L a recommandation du ministère guinéen du Budget de suspendre l’exécution des avis à tiers détenteurs (ATD) soulève des enjeux majeurs à l’intersection de la mobilisation des recettes publiques, de la stabilité financière et de la bancarisation de l’économie.
Instrument juridique prévu par le Code général des impôts, l’ATD permet à l’administration fiscale de procéder à la saisie immédiate des avoirs bancaires d’un contribuable en situation de recouvrement forcé.
Son efficacité repose sur son caractère contraignant, souvent perçu comme dissuasif face aux comportements fiscaux défaillants.
Toutefois, son usage répété et peu encadré peut produire des effets économiques contre-productifs.
Dans sa correspondance en date du 17 décembre 2025 adressée adressée à la Banque centrale de la République de Guinée (BCRG), le ministère du Budget met en garde contre les conséquences d’une exécution systématique des ATD sur la liquidité des entreprises.

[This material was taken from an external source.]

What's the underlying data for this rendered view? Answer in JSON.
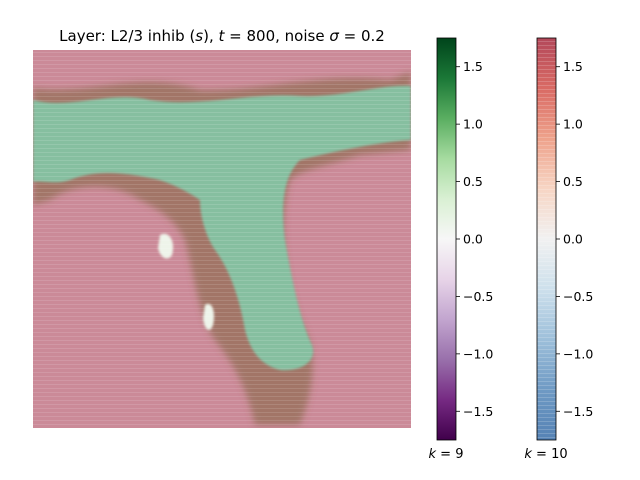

Le gel instantané des comptes bancaires peut, selon les autorités budgétaires, perturber les cycles d’exploitation, compromettre le paiement des fournisseurs et des salaires, et fragiliser des entreprises déjà exposées à un environnement économique contraint.
Au-delà de l’impact microéconomique, le risque est également macroéconomique. Une généralisation des ATD pourrait inciter certains opérateurs économiques à se détourner du système bancaire formel afin de protéger leur trésorerie.
Cette dynamique de dé-bancarisation favoriserait l’informalité, réduirait la traçabilité des flux financiers et affaiblirait, à terme, l’assiette fiscale que l’État cherche précisément à élargir.
Le ministère évoque par ailleurs une contradiction potentielle entre l’usage intensif des ATD et les efforts de modernisation des finances publiques.
La dématérialisation des paiements, présentée comme un levier clé d’amélioration du recouvrement et de la transparence budgétaire, repose sur la confiance des contribuables dans le système financier. Une perception d’insécurité bancaire pourrait freiner l’adhésion à ces réformes.
La proposition de suspension des ATD apparaît ainsi comme une mesure de régulation plutôt que de renoncement à la discipline fiscale.
Elle traduit la volonté des autorités de privilégier une approche plus graduée du recouvrement, combinant efficacité administrative et préservation de l’activité économique.
La levée éventuelle de cette suspension devra, selon le ministère, résulter d’une évaluation conjointe avec la Banque centrale, suggérant une coordination renforcée entre politique budgétaire et politique monétaire.
Dans un contexte de recherche d’équilibre entre performance fiscale et croissance économique, cette orientation relance le débat sur la nécessité d’outils de recouvrement mieux ciblés, proportionnés au risque et intégrés à une stratégie globale de formalisation de l’économie.